Economic Sector

Last updated: Thursday, February 21, 2019


Vietnamese Enterprises Struggling to Join Supply Chain

Posted: Monday, August 06, 2018

A great majority of domestic companies have not been able to meet the requirements of quality and price of products to join the supply chain. Therefore, when investing in Vietnam, FDI enterprises usually bring along their suppliers, making it difficult for domestic firms to enter the supply chain.

In the trend of the increase in export, the low percentage of contribution of domestic enterprises is extremely regrettable. Although progress in localisation has been made, the ratio is still very slow.

At the online conference on seeking general solutions to promote exports held in April 2018, according to the Minister of Industry and Trade, the localisation rate in export products is gradually improved.

For example, by the end of 2017, the localisation rate of textile industry reached over 50 per cent. Or, according to the statistics of Vietnam Leather, Footwear and Handbag Association (LEFASO), the localisation rate of the industry was about 45 per cent.

Domestic enterprises can supply almost all kinds of shoe soles, shoe laces, about 50 per cent of raw materials for medium-grade shoes and 20 per cent for high-grade shoes. With the current investment trend, by 2030, Vietnam will have been able to supply up to 60 per cent of materials for leather shoes and handbags manufacturing industry.

However, in addition to the two sectors which have been considered to have a favourable rate of localisation, those of other sectors are very modest. For example, despite the fact that the electronics and mechanical industries have good domestic and international market prospects, almost all the Vietnamese enterprises have not yet entered the market.
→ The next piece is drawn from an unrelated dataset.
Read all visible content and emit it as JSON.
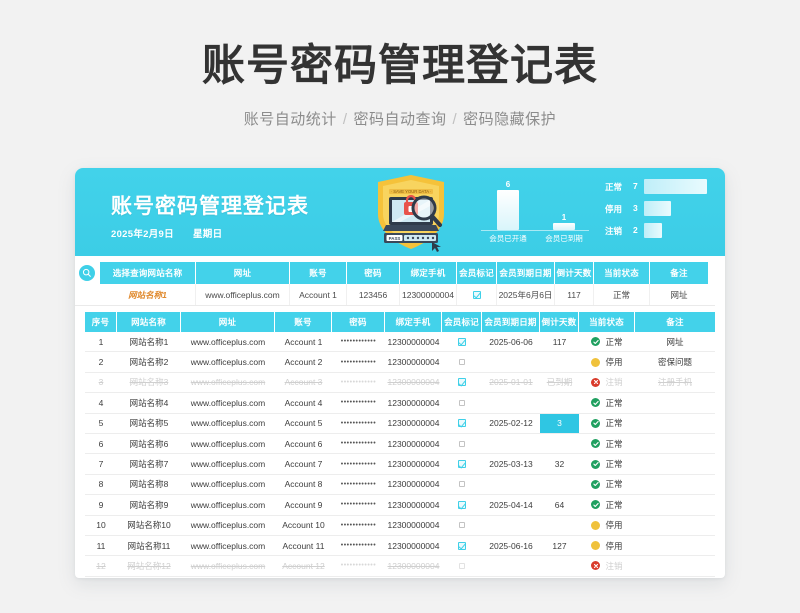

Export value is still occupied by FDI enterprises, which is equivalent to more than 70 per cent.

At a meeting between the People's Committee and departments of Ho Chi Minh City with more than 30 enterprises working in mechanical industry in mid July 2018, Mr Do Phuoc Tong, Chairman of Ho Chi Minh City Mechanical and Electrical Enterprise Association said there had been many factors hindering the development of the mechanical industry for many years.

For example, enterprises importing machinery in complete units are entitled to a tax rate of 0 per cent, meanwhile domestic manufacturers importing components are subject to a tax rate of 10 per cent. This results in the difference between the cost of a domestic product and an imported one, suppressing the creative production capacity of enterprises and reduce the attractiveness of domestic products.

In addition, there remains one problem, which is that although one of the objectives of attracting FDI is to enable local firms to improve capacity through supply chain engagement, domestic enterprises still find it hard to participate in the chain.

FDI enterprises give priority to the products of the suppliers with whom they have a history of partnership. For example, Samsung is currently in preparations to bring 200 companies to Vietnam instead of using domestic products for manufacturing in Vietnam. Therefore, it is extremely difficult for Vietnamese enterprises to access end-of-the-mill FDI enterprises.

Meanwhile, many industries are strong in export growth, particularly the electronics industry. Specifically, in the first 6 months of 2018, the group of electronics, computers and components has reached an export turnover of US$19.7 billion, an increase of 14.3 per cent. In 2017, this group achieved export value of US$25.94 billion, up 36.8 per cent compared to that of 2016. Next, the export value of the group of telephone products and components also reached US$45.27 billion, up 31.9 per cent over the previous year.

Sadly, the localisation rate in these industries is very low. Most of the domestic enterprises are only involved in the processing of components, other equipment is still imported, while from 2015 to now, Vietnam has always been the world's 12th largest electronics exporter and the third largest in ASEAN.

According to data of the General Department of Customs, in the first 6 months of 2018, two groups of machinery, equipment and spare parts and computers, electronic products and components reached the import turnover of US$35.7 billion, accounting for 32.2 per cent of the total import value of the country.

The textile and garment industry has not yet resolved the problem of raising the rate of domestic production. In the first 6 months of 2018, the import of fabrics for the industry also increased by 14.2 per cent over the same period of last year, to US$6.27 billion. The import of raw materials for leather and footwear has also increased by 3.4 per cent with the turnover of US$2.8 billion.

At the workshop on supporting Vietnamese exporters organised by Vietnam Chamber of Commerce e and Industry (VCCI) in Ho Chi Minh City on July 20, Dr Tran Dinh Thien, President of the Vietnam Institute of Economics, said that the position of the private sector has been gradually confirmed.

The decisive role of the private and the business sector is crucial to the breakthrough of the economy. Therefore, the Government has made great efforts in reforming to support the business development, however, the business community still encounters numerous difficulties.

According to the analysis of enterprises, their limited production capacity is due to their weak internal forces, the outside factors have not enough to create momentum. It is not only the lack of capital, high production costs, but also the policy has made pressure on businesses. Therefore, businesses need to quickly remove the barriers for a more favourable business environment.